In particular, Japan's Great Recession showed that
when faced with a massive fall in asset prices, companies typically
jettison the conventional goal of profit maximization and move to
minimize debt in order to restore their credit ratings. This shift in
corporate priority, however, has huge theoretical as well as
practical implications and opens up a whole new field of study. For
example, the new insight can explain fully the precise mechanism of
prolonged depression and liquidity trap which conventional economics
- based on corporate profit maximization - has so far failed to offer
as a convincing explanation.
The author developed the idea of
yin and yang business cycles where the conventional world of profit
maximization is the yang and the world of balance sheet recession,
where companies are minimizing debt, is the yin.

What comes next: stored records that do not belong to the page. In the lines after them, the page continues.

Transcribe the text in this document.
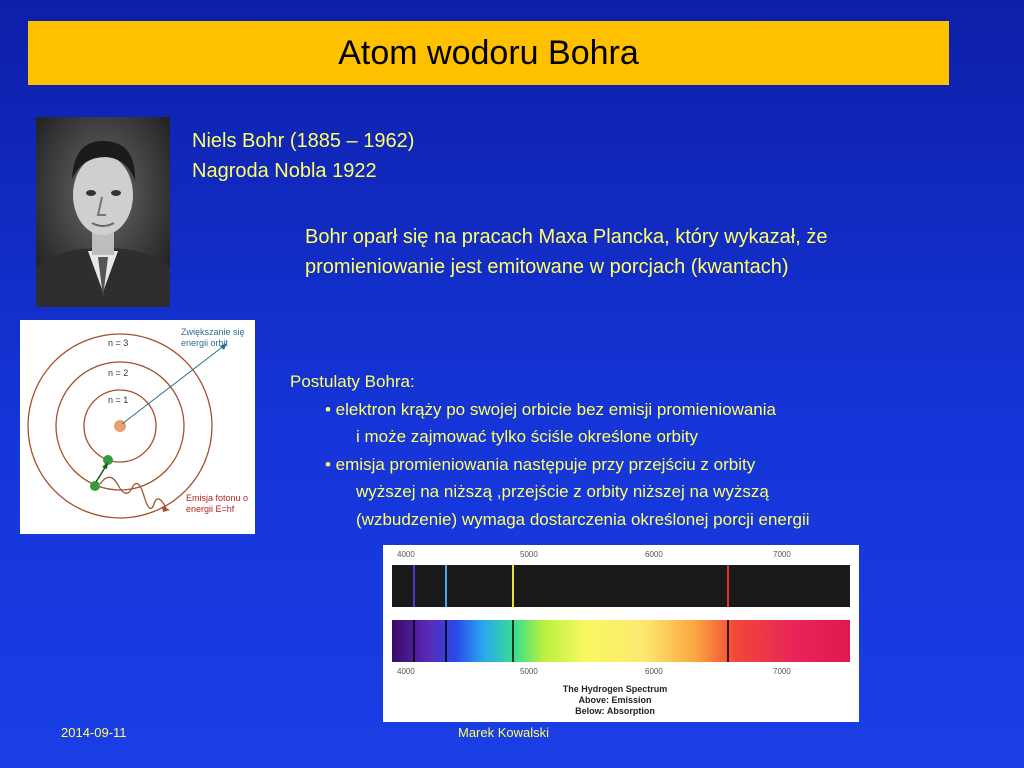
Atom wodoru Bohra
Niels Bohr (1885 – 1962)
Nagroda Nobla 1922
Bohr oparł się na pracach Maxa Plancka, który wykazał, że promieniowanie jest emitowane w porcjach (kwantach)
n = 3
n = 2
n = 1
Zwiększanie się
energii orbit
Emisja fotonu o
energii E=hf
Postulaty Bohra:
• elektron krąży po swojej orbicie bez emisji promieniowania
i może zajmować tylko ściśle określone orbity
• emisja promieniowania następuje przy przejściu z orbity
wyższej na niższą ,przejście z orbity niższej na wyższą
(wzbudzenie) wymaga dostarczenia określonej porcji energii
4000	5000	6000	7000
4000	5000	6000	7000
The Hydrogen Spectrum
Above: Emission
Below: Absorption
2014-09-11	Marek Kowalski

Once so divided,
many varied theories developed in macro economics since the 1930s can
be nicely categorized into a single comprehensive theory, i.e., the
Holy Grail of macro economics
The policy implication of this
new discovery is immense in that the conventional aversion to fiscal
policy in favor of monetary policy will have to be completely
reversed when the economy is in the yin phase.
The theoretical
implications are also immense in the sense that the economics
profession will no longer have to rely so much on various rigidities
to explain recessions that have become the standard practice within
the so-called New Keynesian economics of the last twenty years.